Паша застыл от неожиданности, не зная, что и делать. Он напряжённо смотрел вверх на тропу, пытаясь понять, кто же так напугал трусливых наркоманов. В кустах наверху что-то зашевелилось, зашелестела трава, затрещали раздвигаемые ветки, и внезапно среди них показалась добродушная улыбающаяся лохматая физиономия их друга Батти.
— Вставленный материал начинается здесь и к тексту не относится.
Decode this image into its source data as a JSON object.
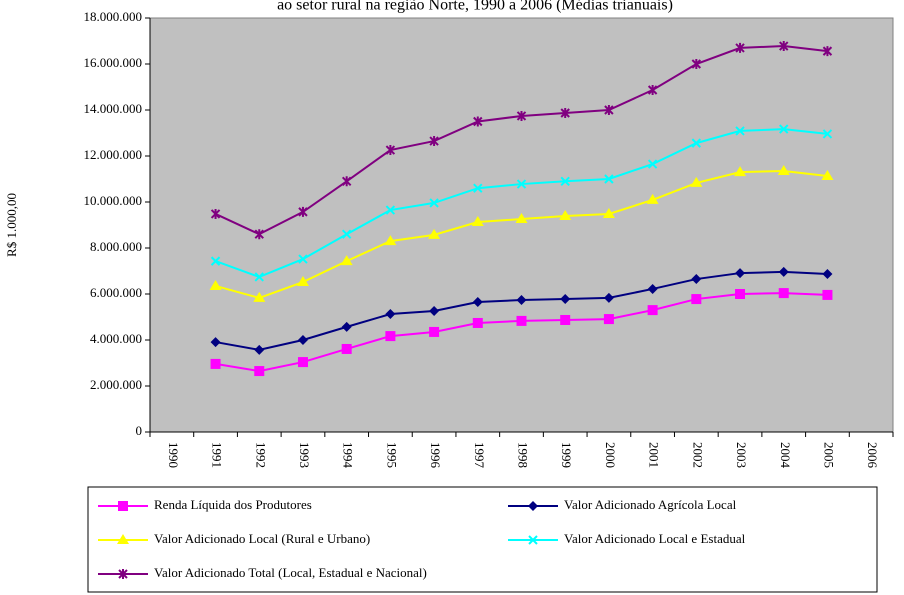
{
  "chart_data": {
    "type": "line",
    "title": "ao setor rural na região Norte, 1990 a 2006 (Médias trianuais)",
    "y_label": "R$ 1.000,00",
    "categories": [
      "1990",
      "1991",
      "1992",
      "1993",
      "1994",
      "1995",
      "1996",
      "1997",
      "1998",
      "1999",
      "2000",
      "2001",
      "2002",
      "2003",
      "2004",
      "2005",
      "2006"
    ],
    "ylim": [
      0,
      18000000
    ],
    "yticks": [
      0,
      {
        "value": 2000000,
        "label": "2.000.000"
      },
      {
        "value": 4000000,
        "label": "4.000.000"
      },
      {
        "value": 6000000,
        "label": "6.000.000"
      },
      {
        "value": 8000000,
        "label": "8.000.000"
      },
      {
        "value": 10000000,
        "label": "10.000.000"
      },
      {
        "value": 12000000,
        "label": "12.000.000"
      },
      {
        "value": 14000000,
        "label": "14.000.000"
      },
      {
        "value": 16000000,
        "label": "16.000.000"
      },
      {
        "value": 18000000,
        "label": "18.000.000"
      }
    ],
    "plot_background": "#c0c0c0",
    "series": [
      {
        "name": "Renda Líquida dos Produtores",
        "color": "#ff00ff",
        "marker": "square",
        "values": [
          null,
          2960000,
          2650000,
          3040000,
          3610000,
          4170000,
          4350000,
          4740000,
          4830000,
          4870000,
          4910000,
          5300000,
          5780000,
          6000000,
          6040000,
          5960000,
          null
        ]
      },
      {
        "name": "Valor Adicionado Agrícola Local",
        "color": "#000080",
        "marker": "diamond",
        "values": [
          null,
          3910000,
          3570000,
          4000000,
          4570000,
          5130000,
          5260000,
          5650000,
          5740000,
          5780000,
          5830000,
          6220000,
          6650000,
          6910000,
          6960000,
          6870000,
          null
        ]
      },
      {
        "name": "Valor Adicionado Local (Rural e Urbano)",
        "color": "#ffff00",
        "marker": "triangle",
        "values": [
          null,
          6350000,
          5830000,
          6520000,
          7430000,
          8300000,
          8570000,
          9130000,
          9260000,
          9390000,
          9480000,
          10090000,
          10830000,
          11300000,
          11350000,
          11130000,
          null
        ]
      },
      {
        "name": "Valor Adicionado Local e Estadual",
        "color": "#00ffff",
        "marker": "x",
        "values": [
          null,
          7430000,
          6740000,
          7520000,
          8600000,
          9650000,
          9960000,
          10600000,
          10780000,
          10900000,
          11000000,
          11650000,
          12560000,
          13090000,
          13170000,
          12960000,
          null
        ]
      },
      {
        "name": "Valor Adicionado Total (Local, Estadual e Nacional)",
        "color": "#800080",
        "marker": "asterisk",
        "values": [
          null,
          9480000,
          8600000,
          9570000,
          10900000,
          12260000,
          12650000,
          13500000,
          13740000,
          13870000,
          14000000,
          14870000,
          16000000,
          16700000,
          16780000,
          16560000,
          null
        ]
      }
    ]
  }
}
Он поискал глазами источник шума, недоумённо покачал головой, затем его взор поймал изумлённый взгляд Паши. Взгляд Батти остановился на Паше, затем он скользнул на Марину и счастливый рёв огласил вершину сопки Сестра под загадочным серым небосводом. Радостно рыча на всю округу, и колотя себя в грудь, он вышел из кустов и направился к Паше. Рядом с Батти в кустах мелькнула такая знакомая Сашкина физиономия, что Пашка тоже не выдержал, вскочил на ноги и с криком:
– Сашка! Сашка! – кинулся к другу в объятия. Марина подскочила, пытаясь обнять необъятного огромного своего друга Батти, но споткнулась об продолжающих лежать в траве дружков – наркоманов и свалилась бы на них, но её проворно подхватил всё тот же Батти.
В это время перепуганный Штымп, услышав посторонние крики и возгласы, открыл, наконец, глаза и, увидев над собой нависающую фигуру лохматого Батти, опять взревел благим матом и кинулся вниз с сопки, кувырком пролетая её крутые участки спуска. Где-то уже далеко внизу услышал он призывные крики ребят и несколько опомнился. Цыбуля же, перепуганный криками своего друга, лёжа в траве, совсем уж прощался с жизнью, как вдруг, открыв глаза, увидел счастливую физиономию Сашки-Рыжего, которому строил столько пакостей в недавние времена, и тоже испугался. Но испугался он не Саши и его друзей, и даже не огромного Батти, а того, что друзья могут уйти отсюда, а его со Штымпом бросить здесь, среди неизвестности и серого безмолвия.
Он поднялся на колени и, обращаясь к прыгающим от радости встречи ребятам, заныл противным плачущим голосом:
– Ребята, как хорошо, что вы тоже здесь. Не бросайте нас, мы больше не будем вам мешать.
Пашке надоело его нытьё. Он подмигнул ему, по-дружески хлопнул по спине:
– Вы-то как тут очутились, горемыки? Уж чего-чего, а конопли здесь видимо-невидимо. Только как экспорт «химки» наладить отсюда через восемьсот лет. Не придумали ещё?